It has only been a few months since Apple lost a patent suit to VirnetX, a publicly traded IP company. Apple's loss had to do with a very broad patent that the court decided covered FaceTime, Apple's Skype service. Apple's loss cost them $368 million. VirnetX was not so lucky this week, as they lost their case against Cisco, which would have earned them $258 million in damages.
After a hung jury and the judge encouraging continued deliberation, the jury decided against VirnetX and their equally broad Virtual Private Networking patent. Their stock price has fallen massively on the heels of the loss, dropping 40 percent, seemingly all at once. While patent trolling can be incredibly lucrative business, it requires confidence to continue suing and hoping for settlements.

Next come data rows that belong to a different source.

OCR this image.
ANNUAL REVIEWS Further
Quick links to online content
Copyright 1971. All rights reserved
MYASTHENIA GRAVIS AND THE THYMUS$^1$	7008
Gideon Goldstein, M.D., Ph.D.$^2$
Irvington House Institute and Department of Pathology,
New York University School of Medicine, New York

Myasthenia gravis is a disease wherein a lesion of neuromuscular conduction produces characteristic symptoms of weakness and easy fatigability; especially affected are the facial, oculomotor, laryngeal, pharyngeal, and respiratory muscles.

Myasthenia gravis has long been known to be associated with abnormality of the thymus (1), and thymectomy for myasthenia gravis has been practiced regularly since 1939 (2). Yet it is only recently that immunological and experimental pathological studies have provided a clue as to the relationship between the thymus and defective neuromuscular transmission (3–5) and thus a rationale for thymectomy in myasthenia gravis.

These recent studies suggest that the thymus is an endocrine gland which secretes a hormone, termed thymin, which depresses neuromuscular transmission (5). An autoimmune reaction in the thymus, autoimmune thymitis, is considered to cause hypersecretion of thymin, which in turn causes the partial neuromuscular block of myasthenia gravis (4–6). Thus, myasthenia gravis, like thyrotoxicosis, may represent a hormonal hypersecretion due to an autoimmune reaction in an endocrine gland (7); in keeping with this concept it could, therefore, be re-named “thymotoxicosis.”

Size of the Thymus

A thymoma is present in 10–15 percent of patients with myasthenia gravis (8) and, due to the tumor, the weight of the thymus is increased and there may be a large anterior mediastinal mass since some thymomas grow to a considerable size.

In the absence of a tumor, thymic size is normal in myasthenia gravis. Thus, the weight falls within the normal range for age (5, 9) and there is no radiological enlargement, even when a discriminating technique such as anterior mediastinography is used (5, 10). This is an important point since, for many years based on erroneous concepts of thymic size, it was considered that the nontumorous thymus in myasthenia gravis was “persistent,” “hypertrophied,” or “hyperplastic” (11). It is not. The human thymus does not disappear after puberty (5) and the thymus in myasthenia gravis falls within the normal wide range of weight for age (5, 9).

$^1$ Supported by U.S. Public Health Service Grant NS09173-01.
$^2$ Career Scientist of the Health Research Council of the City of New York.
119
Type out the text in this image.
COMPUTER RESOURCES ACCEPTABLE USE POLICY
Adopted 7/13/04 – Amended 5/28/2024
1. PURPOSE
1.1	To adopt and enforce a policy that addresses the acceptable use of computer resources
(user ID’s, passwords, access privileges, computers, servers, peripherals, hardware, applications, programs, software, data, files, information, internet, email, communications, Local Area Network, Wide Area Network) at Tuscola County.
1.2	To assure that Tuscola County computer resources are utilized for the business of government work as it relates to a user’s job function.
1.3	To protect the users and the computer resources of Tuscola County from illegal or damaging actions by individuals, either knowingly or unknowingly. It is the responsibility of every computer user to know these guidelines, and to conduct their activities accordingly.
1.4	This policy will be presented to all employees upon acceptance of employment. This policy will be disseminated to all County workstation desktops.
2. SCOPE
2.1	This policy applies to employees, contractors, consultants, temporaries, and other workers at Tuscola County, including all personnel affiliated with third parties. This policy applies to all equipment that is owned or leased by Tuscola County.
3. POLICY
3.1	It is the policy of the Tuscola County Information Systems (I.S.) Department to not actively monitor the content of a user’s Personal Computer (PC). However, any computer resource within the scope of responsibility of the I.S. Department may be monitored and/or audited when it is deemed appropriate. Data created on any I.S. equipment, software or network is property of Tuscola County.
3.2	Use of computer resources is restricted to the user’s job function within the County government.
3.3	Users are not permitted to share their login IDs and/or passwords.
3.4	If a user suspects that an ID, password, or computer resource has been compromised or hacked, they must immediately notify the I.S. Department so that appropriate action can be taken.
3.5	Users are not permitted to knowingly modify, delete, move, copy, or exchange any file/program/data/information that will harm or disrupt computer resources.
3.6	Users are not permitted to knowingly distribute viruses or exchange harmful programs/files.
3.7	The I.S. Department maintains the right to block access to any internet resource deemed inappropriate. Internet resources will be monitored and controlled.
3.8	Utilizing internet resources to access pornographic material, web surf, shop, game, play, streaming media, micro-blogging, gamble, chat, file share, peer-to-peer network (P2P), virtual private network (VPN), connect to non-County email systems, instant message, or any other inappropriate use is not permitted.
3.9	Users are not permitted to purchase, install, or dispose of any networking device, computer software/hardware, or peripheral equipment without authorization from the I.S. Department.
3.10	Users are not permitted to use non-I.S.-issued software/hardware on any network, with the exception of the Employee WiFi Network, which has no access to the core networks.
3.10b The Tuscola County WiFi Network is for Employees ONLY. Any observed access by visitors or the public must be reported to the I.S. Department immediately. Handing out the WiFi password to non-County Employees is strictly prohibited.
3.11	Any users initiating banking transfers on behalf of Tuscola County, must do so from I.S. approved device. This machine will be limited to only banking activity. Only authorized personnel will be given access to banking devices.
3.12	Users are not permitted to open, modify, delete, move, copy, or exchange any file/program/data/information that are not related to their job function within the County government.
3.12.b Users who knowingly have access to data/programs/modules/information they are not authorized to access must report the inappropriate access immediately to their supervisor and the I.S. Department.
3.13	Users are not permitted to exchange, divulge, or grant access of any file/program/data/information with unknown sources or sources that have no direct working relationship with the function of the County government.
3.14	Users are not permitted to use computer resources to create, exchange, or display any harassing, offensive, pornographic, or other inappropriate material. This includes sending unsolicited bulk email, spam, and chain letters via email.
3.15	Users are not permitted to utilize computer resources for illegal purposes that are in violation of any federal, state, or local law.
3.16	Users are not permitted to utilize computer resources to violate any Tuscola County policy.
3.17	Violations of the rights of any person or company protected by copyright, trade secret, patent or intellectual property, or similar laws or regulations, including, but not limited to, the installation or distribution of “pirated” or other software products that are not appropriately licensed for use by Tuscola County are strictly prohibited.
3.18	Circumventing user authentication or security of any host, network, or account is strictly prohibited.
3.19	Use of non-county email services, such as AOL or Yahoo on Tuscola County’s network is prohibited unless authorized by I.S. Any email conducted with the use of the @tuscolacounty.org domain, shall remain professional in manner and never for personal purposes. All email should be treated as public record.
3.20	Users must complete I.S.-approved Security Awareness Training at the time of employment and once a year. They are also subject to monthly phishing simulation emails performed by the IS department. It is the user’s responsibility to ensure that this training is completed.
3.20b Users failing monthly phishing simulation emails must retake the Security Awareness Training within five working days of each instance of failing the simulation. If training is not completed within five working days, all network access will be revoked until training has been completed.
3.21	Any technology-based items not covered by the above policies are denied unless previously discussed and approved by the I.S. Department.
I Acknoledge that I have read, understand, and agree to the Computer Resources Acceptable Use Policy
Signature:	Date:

Microsoft settled with VirnetX in 2010, becoming the company's first official licensee. Patent trolls always hope that a company will not fight and will, instead, settle and agree to royalty payments for the technology in question. While Intellectual Property is an important aspect of engineering, patent trolls like VirnetX rely on early, incredibly vague patents, usually involving Internet or communication patents, like the ones in question here and with Apple.
If the patent is vague enough, it can theoretically cover anything. For example, Yahoo's patent case against Facebook included a patent which read "Control for enabling a user to preview display of selected content based on another user's authorization level." It would certainly appear that Yahoo has a patent for the Web, based on that text.
The other side of vagueness is that it is easy for a patent to be dismissed. That is, likely, what will end up being the case for VirnetX in this case. Any licensing they have received may have to be returned, and no future licensing can take place if there is no valid patent. Obviously, having the patent invalidated would be a huge hit to the company, explaining the MASSIVE stock price drop.
With time, most of these vague patents will get closed up, but it certainly makes the current legal landscape a bit of a minefield.